Strategies to Raise Awareness on Burnout
Over the years, I’ve learned that it is critical to get alignment and buy-in from all of the leaders. More specifically, the CEO and executive team of an organization need to set the tone and messaging. If they do not endorse it or believe in it, any initiatives around mental wellness will likely die on the vine because the messaging will ring hollow to the employees. Also, the leaders need to be crystal clear on the current status of their culture and where it is at in terms of mental health literacy and understanding. For example, if the leaders do not see the brutal truth that their workplace has a toxic or indifferent culture, they will likely implement a variety of different strategies that are destined to fail. Meeting yourself where you are at is a key first step for workers experiencing burnout, and it is also the first step for organizations to take successful steps to support employees’ mental wellness.
In addition, the strategies to raise awareness must help the employees gain a clear understanding of burnout, how to identify it in themselves and colleagues, the steps they need to take to reverse it, and how the organization will support them. There is a lot of literature that proves an ounce of prevention is worth a pound of intervention. If your people are the most important asset of your organization, it is essential to help them maintain their physical and mental wellness so that they can remain healthy, engaged, and productive.
Most Common Mistakes when Addressing Burnout
The most common mistake I see people making for themselves is soldiering on with the same patterns that continue to drain their battery. They feel worse over time and usually isolate themselves due to feelings of embarrassment, guilt, or shame. They have difficulties reaching out for help, seeing their negative patterns, and finding ways to break those patterns.
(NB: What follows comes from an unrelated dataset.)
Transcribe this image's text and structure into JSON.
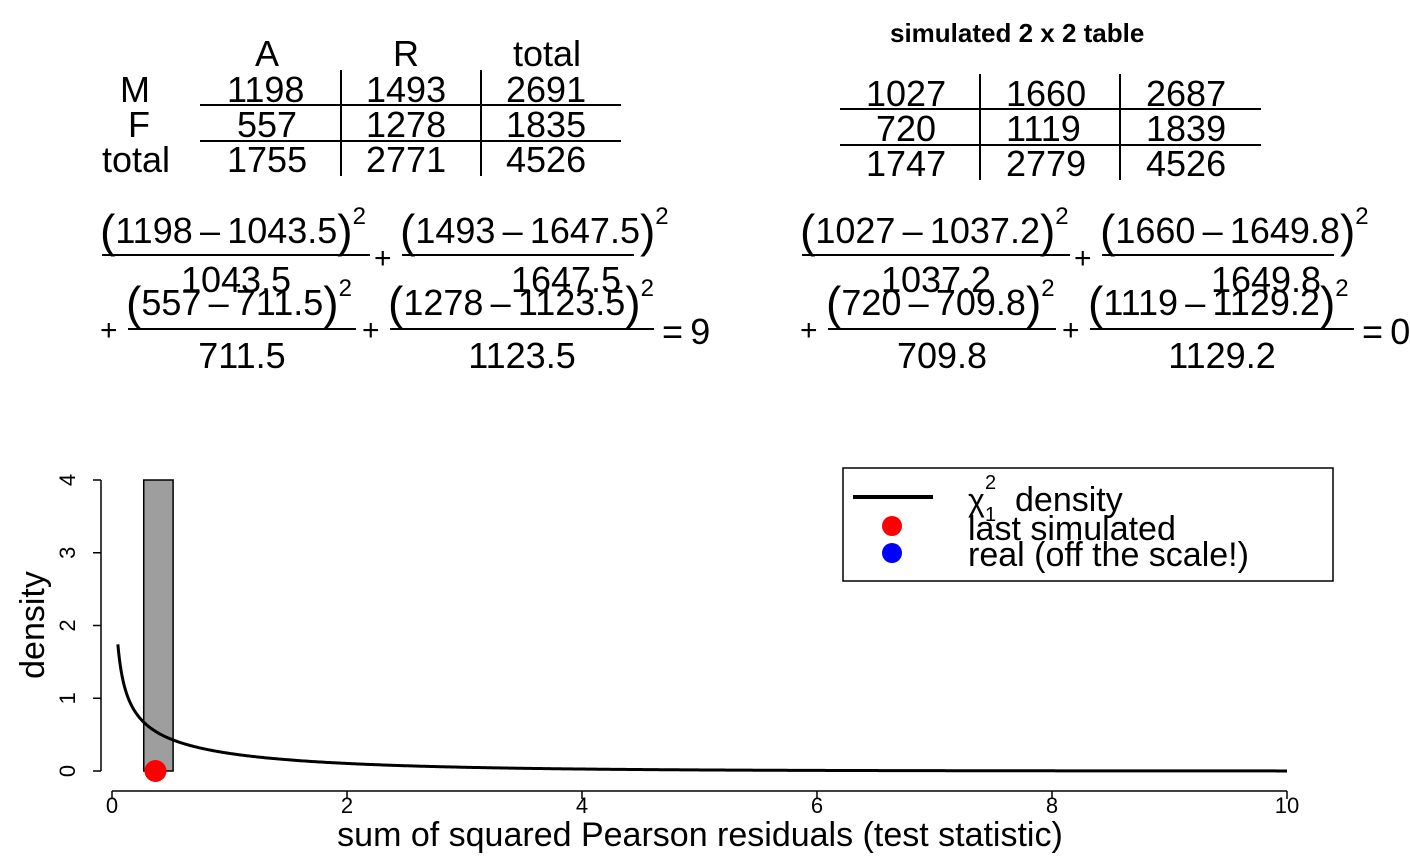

In terms of mistakes that people make when reaching out to people experiencing burnout, I see a lot of well-intentioned people trying to help. However, they rarely listen with empathy to understand what the individual is experiencing. Instead, they listen but offer a series of suggestions and potential solutions. This becomes a worse interaction if the person reaching out does not understand burnout or has misconceived attitudes about it or mental health in general.
There aren’t easy solutions for everyone that work all of the time. The main takeaway for the person experiencing burnout, is that they need to reach out for help. For the person who is extending a helping hand, they need to provide an empathetic ear to listen and understand rather than listen to problem-solve.
This article is an interview transcript with Dr. Andrew Miki conducted by ThriveGlobal and Authority Magazine.